Back in February when the remake of RoboCop was due to hit cinemas, I wrote a thing about other films that saw people being brought back from the dead to become super soldiers in the fight against... well, various things. Now, all of them did at least have characters who had to endure death before being returned to active duty by means of medical science, but there is an alternate route to the front line as soldiers of resurrection: time loops.
We've seen this type of chrono-japery before in movies and TV before. The easiest example to spring to mind is, of course, Groundhog Day, where one man experienced the same day over and over again until he basically got it right. It's a great idea that has, rather fittingly, popped up again and again in various forms, both long and short. The X-Files did it, Stargate SG-1 did it, and Source Code did it.

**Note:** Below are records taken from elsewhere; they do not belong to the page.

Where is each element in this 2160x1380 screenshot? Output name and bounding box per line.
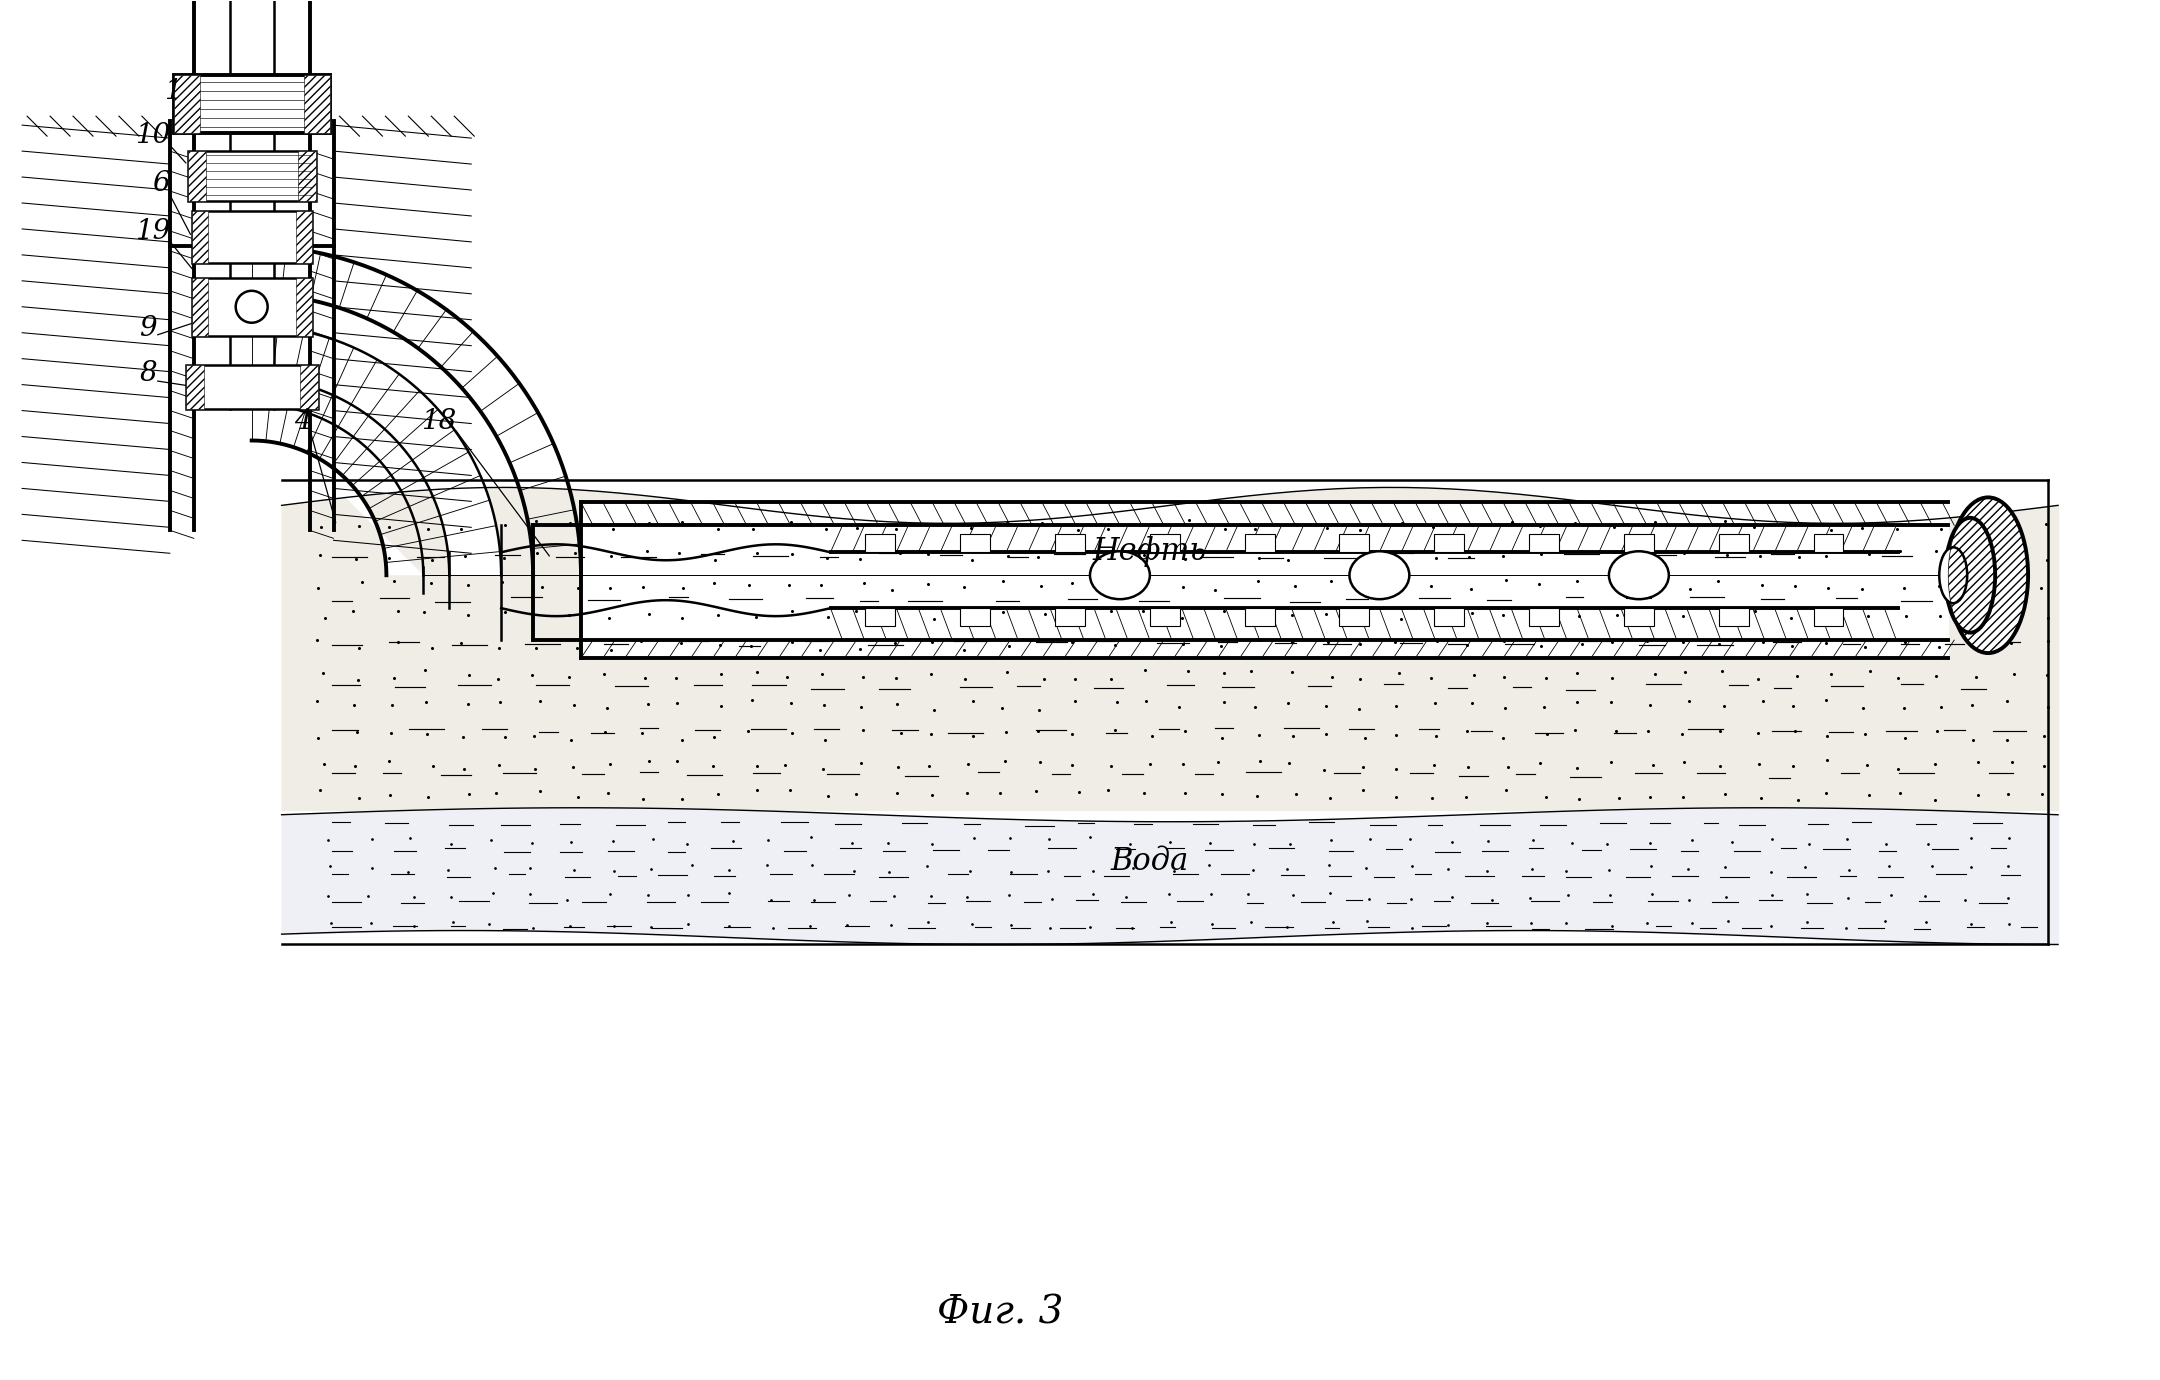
Bar [1339, 609, 1369, 627]
Text: 8: 8 [138, 360, 158, 386]
Ellipse shape [1946, 518, 1996, 632]
Bar [192, 211, 207, 262]
Bar [1624, 609, 1655, 627]
Bar [186, 364, 203, 408]
Bar [961, 609, 989, 627]
Ellipse shape [1609, 551, 1670, 599]
Text: Вода: Вода [1110, 846, 1188, 876]
Bar [1054, 534, 1084, 552]
Bar [1149, 609, 1179, 627]
Bar [192, 277, 207, 335]
Text: 18: 18 [421, 407, 456, 435]
Bar [1149, 534, 1179, 552]
Text: 6: 6 [151, 170, 171, 197]
Bar [192, 277, 311, 335]
Bar [192, 211, 311, 262]
Circle shape [235, 291, 268, 323]
Polygon shape [253, 326, 501, 575]
Bar [1719, 609, 1750, 627]
Ellipse shape [1350, 551, 1408, 599]
Bar [1054, 609, 1084, 627]
Bar [186, 364, 318, 408]
Bar [1434, 534, 1464, 552]
Bar [1434, 609, 1464, 627]
Bar [1339, 534, 1369, 552]
Bar [300, 364, 318, 408]
Bar [1529, 609, 1560, 627]
Bar [961, 534, 989, 552]
Text: 10: 10 [134, 121, 171, 149]
Bar [298, 150, 315, 201]
Bar [173, 76, 330, 132]
Bar [1529, 534, 1560, 552]
Bar [188, 150, 205, 201]
Text: 9: 9 [138, 315, 158, 342]
Bar [1719, 534, 1750, 552]
Text: Нефть: Нефть [1093, 537, 1207, 567]
Polygon shape [253, 403, 423, 575]
Bar [1814, 609, 1842, 627]
Bar [1624, 534, 1655, 552]
Text: 1: 1 [164, 79, 181, 105]
Bar [296, 211, 311, 262]
Bar [866, 534, 896, 552]
Bar [188, 150, 315, 201]
Bar [296, 277, 311, 335]
Bar [1244, 534, 1274, 552]
Bar [1814, 534, 1842, 552]
Text: Фиг. 3: Фиг. 3 [937, 1294, 1063, 1332]
Bar [1244, 609, 1274, 627]
Ellipse shape [1091, 551, 1149, 599]
Bar [305, 76, 330, 132]
Text: 19: 19 [134, 218, 171, 244]
Ellipse shape [1948, 497, 2028, 653]
Bar [173, 76, 199, 132]
Bar [866, 609, 896, 627]
Ellipse shape [1940, 548, 1968, 603]
Text: 4: 4 [294, 407, 311, 435]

Another place it cropped up was in the pages of Hiroshi Sakurazaka's 2004 light novel All You Need is Kill, in which an inexperienced soldier is dropped into huge battle minutes before he and everyone else is wiped out... only to wake up almost immediately at the beginning of the day, before deployment. Effectively, he is forced to get good or get dead.
Well, it's ten years after the novel's original publication and Warner Bros. are about to deploy their big screen adaptation of the novel into cinemas. Re-titled as the more generic Edge of Tomorrow, the sf actioner comes from director Doug Liman, who previously gave us action adaptations The Bourne Identity (good) and Jumper (not so good). Liman has also lined himself up a pretty decent cast, themselves no stranger to the territory of the film.

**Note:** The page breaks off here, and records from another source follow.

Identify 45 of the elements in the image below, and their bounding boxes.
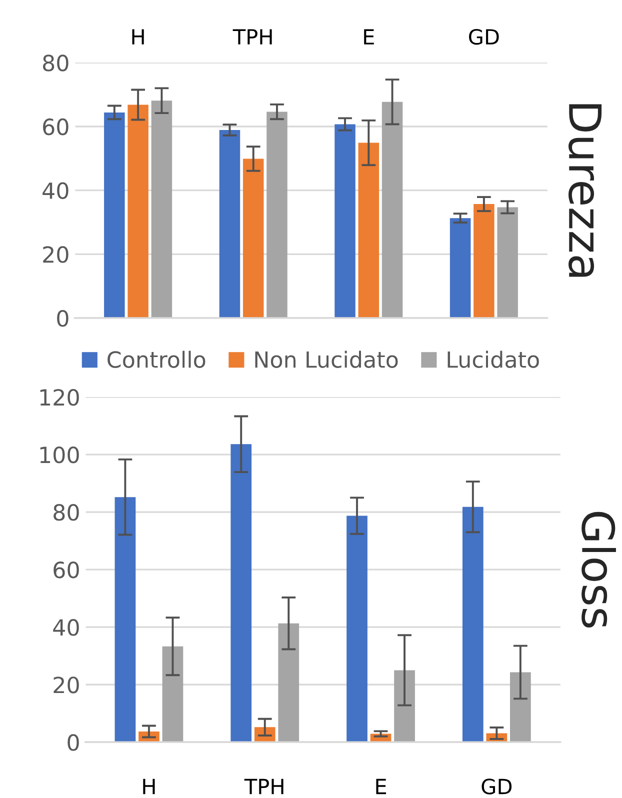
bar — [346, 516, 368, 742]
y-axis-title: Durezza — [568, 104, 602, 277]
bar — [394, 670, 415, 742]
bar — [334, 124, 356, 318]
bar — [242, 158, 264, 318]
bar — [230, 444, 252, 742]
bar — [450, 218, 471, 318]
bar — [497, 207, 518, 318]
y-tick-label: 20 — [54, 676, 79, 694]
bar — [358, 142, 380, 318]
y-tick-label: 80 — [54, 504, 79, 521]
x-tick-label: H — [143, 778, 155, 794]
y-tick-label: 40 — [42, 182, 68, 200]
bar — [510, 672, 531, 742]
bar — [474, 204, 494, 318]
y-tick-label: 40 — [53, 619, 79, 636]
y-tick-label: 0 — [68, 734, 79, 751]
x-tick-label: H — [132, 29, 144, 44]
bar — [151, 100, 172, 318]
bar — [162, 646, 184, 742]
bar — [104, 112, 125, 318]
x-tick-label: E — [376, 778, 386, 794]
y-tick-label: 80 — [43, 54, 68, 72]
y-tick-label: 100 — [40, 446, 79, 464]
x-tick-label: GD — [482, 778, 512, 794]
y-tick-label: 120 — [40, 388, 79, 406]
bar — [114, 497, 136, 742]
legend-label: Controllo — [108, 350, 206, 368]
legend-label: Non Lucidato — [255, 350, 398, 368]
bar — [462, 506, 484, 742]
x-tick-label: E — [364, 29, 374, 44]
y-axis-title: Gloss — [582, 512, 616, 628]
x-tick-label: TPH — [244, 778, 284, 794]
y-tick-label: 0 — [57, 310, 68, 327]
x-tick-label: GD — [469, 28, 499, 45]
x-tick-label: TPH — [232, 29, 272, 44]
y-tick-label: 60 — [54, 562, 79, 578]
y-tick-label: 60 — [43, 118, 68, 136]
bar — [382, 102, 403, 318]
bar — [128, 104, 148, 318]
bar — [219, 130, 240, 318]
y-tick-label: 20 — [43, 246, 68, 263]
bar — [278, 623, 300, 742]
legend-label: Lucidato — [448, 350, 539, 368]
bar — [266, 112, 288, 318]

Tom Cruise (of Mission: Impossible, Oblivion and other things in which he runs) stars as Major William Cage; Emily Blunt (of Looper and The Adjustment Bureau) stars as Special Forces operative Rita Vrataski; and Bill Paxton (of Aliens, The Terminator and Predator 2) stars as General Farrell Bartolome.
In anticipation of this big release, Warner Bros. have released a new trailer for Edge of Tomorrow, showcasing a great amount of the epic action and temporal shifting in the film. Honestly, it shows rather too much of it all, rather like they're trying too hard to sell all the big stuff, all whilst still coming off like they're taking tips from the Battle Los Angeles trailer. Edge of Tomorrow looks entertaining enough. Just wish they had the confidence in their project to tantalise rather than browbeat.